Thousands of Afghans enter Pakistan daily at Torkham for health care, education or routine business. They have encountered border closures during downturns in bilateral relations and endure long queues in the best of times.
"The initiative was a goodwill gesture on our part ... with the aim of promoting and strengthening relations between the two neighbouring countries," Pakistani army Commandant Umar Farroq said July 20, according to local media.
The RFID cards have coded information on each cardholder that can be read only at a special kiosk at the border, eliminating the possibility of misuse by an imposter, he said.

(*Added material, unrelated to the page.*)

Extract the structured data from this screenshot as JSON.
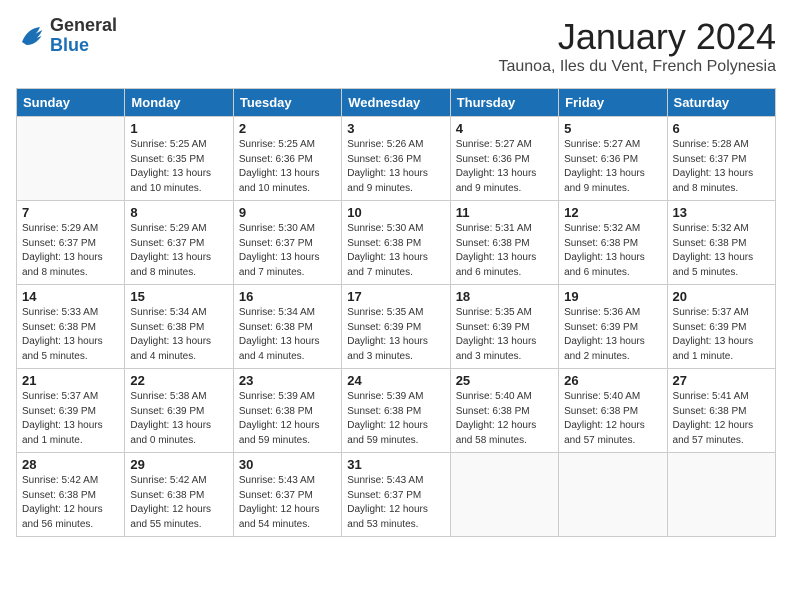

Facilitating education, reducing tension
Visiting schoolchildren reside within 20km of the border but originally came from as far away as Nangarhar, Laghman and Kabul, Shams-ul-Islam, Torkham naib tehsildar, told Pakistan Forward.
The gesture was meant to help those schoolchildren more readily obtain their education, he said.
Those children, equipped with RFID cards, can cross the border quickly by using a dedicated window, he said.
"The decision, besides facilitating Afghan schoolchildren's education, will build confidence and promote brotherly relations between the two nations," he said.
Khaksar, a fourth grader originally from Momand Dara District of Nangarhar Province, said he lost six months of schooling this year because of border tensions between the two countries.
"I used to reach school in Pakistan in a mere 30 minutes, while the nearest school in my area took a one-hour drive," he told Pakistan Forward.
"We recognise the importance of education if we want to achieve a respectable position in our society," Zar Khan, a sixth grader, also from Momand Dara, told Pakistan Forward.
"Schoolchildren from border areas including Gardi, Maarko and Daaka are studying in [Pakistani] schools, and all want to continue their education whatever the conditions may be," he said.
Expanding Pakistan-Afghanistan co-operation
Pakistan's efforts to facilitate Afghan children's education deserve appreciation, said Shahab Uddin, principal of the Oxford Public School.
"The step will not only strengthen relations between two countries but will serve to generate love between our peoples in the future," he told Pakistan Forward.
"Children are the shared asset of a society, and their grooming through ... education will produce dramatic results," he said.
"Providing Afghan schoolchildren easy and unhampered access to education will change their mindset ... paving a way for their mutual co-operation [with Pakistanis] in the future," he said.
"Children are an invaluable human asset, and investment in [them] will produce everlasting effects," said Rustam Shah Mohmand, a Peshawar-based security analyst and former Pakistani diplomat in Afghanistan.
"Treating Afghan children with love, ensuring them all the needed assistance to get schooling in Pakistan, will brighten the chances of co-operation ... between the two neighbouring countries," he told Pakistan Forward.
Mutual respect and acceptance can be achieved if Pakistani authorities provide further assistance to Afghan schoolchildren seeking higher education in Pakistan, he said.
"Scholarships to Afghan schoolchildren should be increased, with allocations of additional seats in technical and professional education institutions of Pakistan," he suggested.